写真提供:共同通信社
九州発のディスカウント店を運営し、小売企業として成長を続けてきたトライアルホールディングス。強みは、店頭の現場から経営基盤までを一気通貫で捉える独自のデータ活用だ。同社は小売企業の店舗運営の在り方をどう変えてきたのか。「第9回経営企画イノベーション」(Japan Innovation Review主催セミナー)に登壇したトライアルホールディングス執行役員グループ経営企画部長の小林大悟氏の講演を基に、同社のデジタル戦略と具体的な取り組みを紹介する。
祖業のITを強みに、データで成長を続けるトライアル
トライアルホールディングスは、郊外を中心に約4000平方メートル規模のスーパーセンターや、その倍の広さを持つメガセンターといった大型商業施設を主体に展開し、全国で357店舗を運営している(2025年8月時点)。
売上高は右肩上がりで推移し、25期連続の増収を達成。2025年6月期の連結売上高は8038億円に達した。さらに2025年7月には西友を完全子会社化し、関東を中心とする都市部でも事業基盤を大きく強化している。
成長の背景には、従来型の小売モデルに依存せず、創業当初から積み上げてきた独自のデジタル基盤がある。同社は「流通小売事業」と「リテールAI事業」を事業の二本柱とし、効率的なリアル店舗網と高度なデータ活用を一体で運用している。小林氏は「トライアルグループは流通小売事業を中心とする企業ですが、テクノロジーで流通を変革する点に強みがあり、これが他社との差別化要因になっています」と語る。

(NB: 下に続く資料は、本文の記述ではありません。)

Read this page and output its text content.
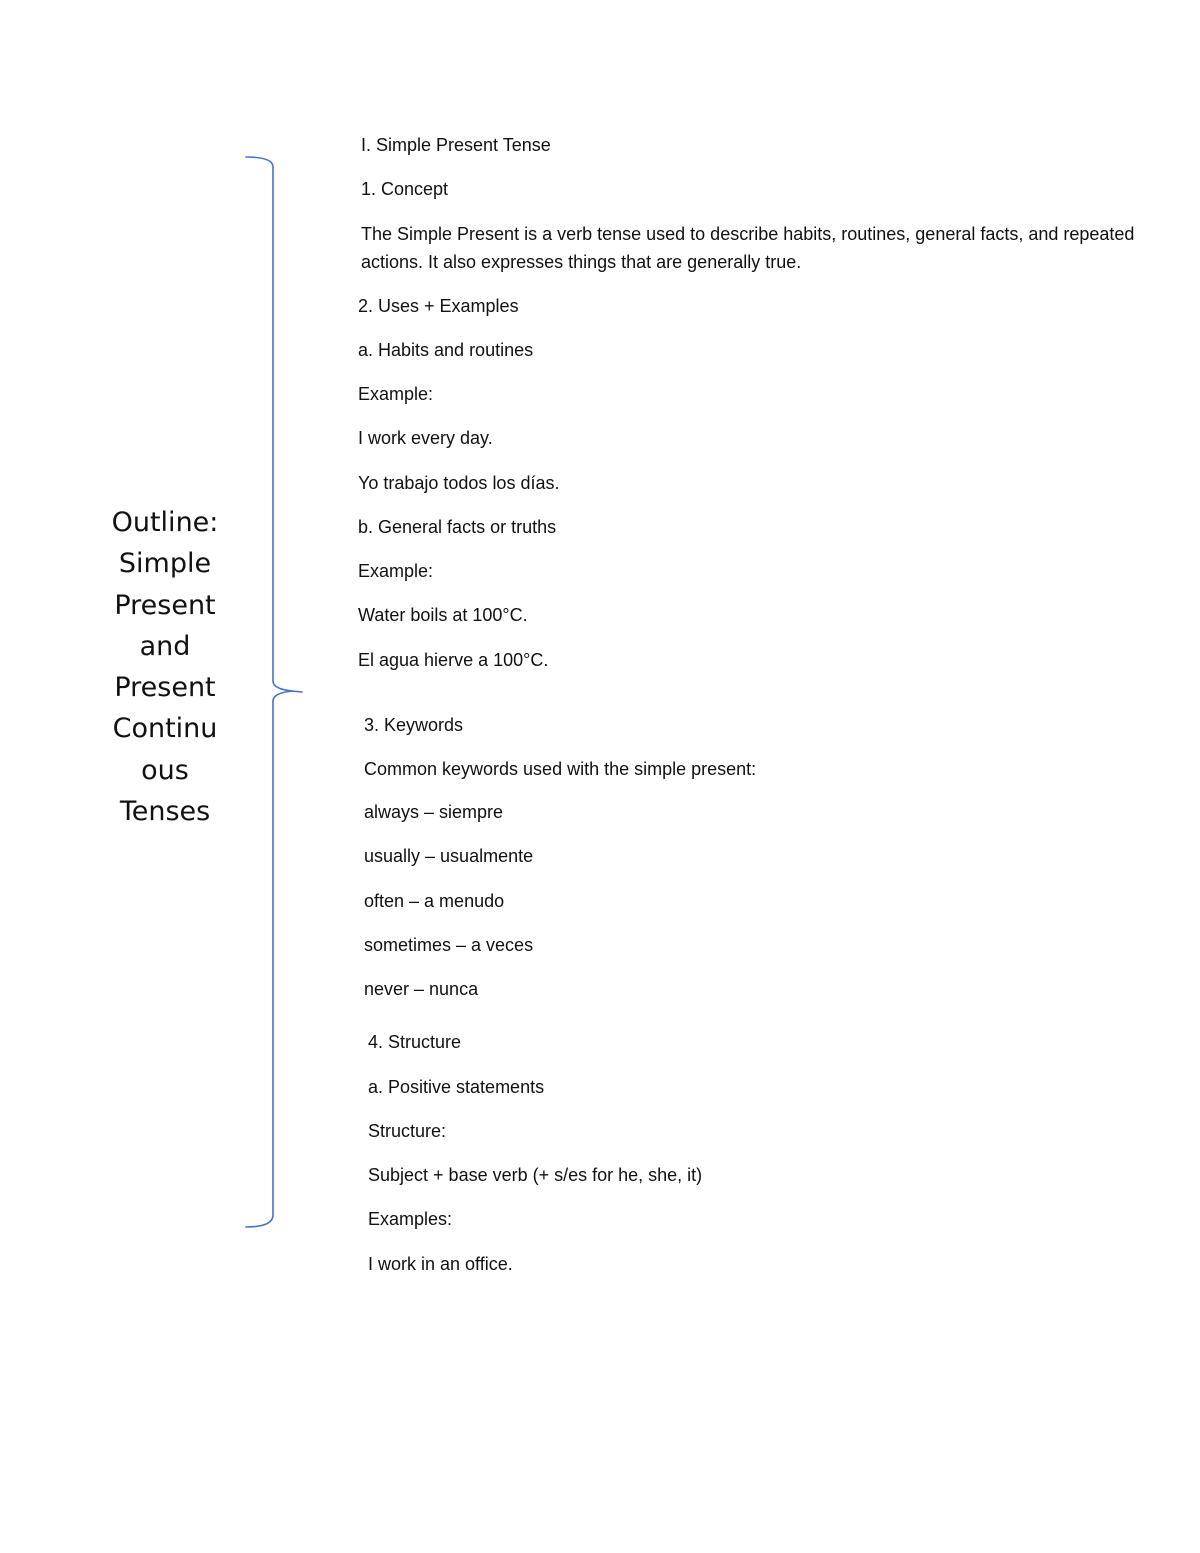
Outline:
Simple
Present
and
Present
Continu
ous
Tenses
I. Simple Present Tense
1. Concept
The Simple Present is a verb tense used to describe habits, routines, general facts, and repeated actions. It also expresses things that are generally true.
2. Uses + Examples
a. Habits and routines
Example:
I work every day.
Yo trabajo todos los días.
b. General facts or truths
Example:
Water boils at 100°C.
El agua hierve a 100°C.
3. Keywords
Common keywords used with the simple present:
always – siempre
usually – usualmente
often – a menudo
sometimes – a veces
never – nunca
4. Structure
a. Positive statements
Structure:
Subject + base verb (+ s/es for he, she, it)
Examples:
I work in an office.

同社はもともとITを祖業とする企業であり、創業当初の1980年代からPOS(販売時点情報管理)を中心としたシステム開発を手掛けてきた。さらに、中国にソフトウエア開発拠点を設けるなど、現在に至るまで多数のエンジニアを抱えている。小売りを主な事業領域としながらも、創業時からのテクノロジー活用が企業文化として息づいており、従来の小売業とは異なる存在感を形成している。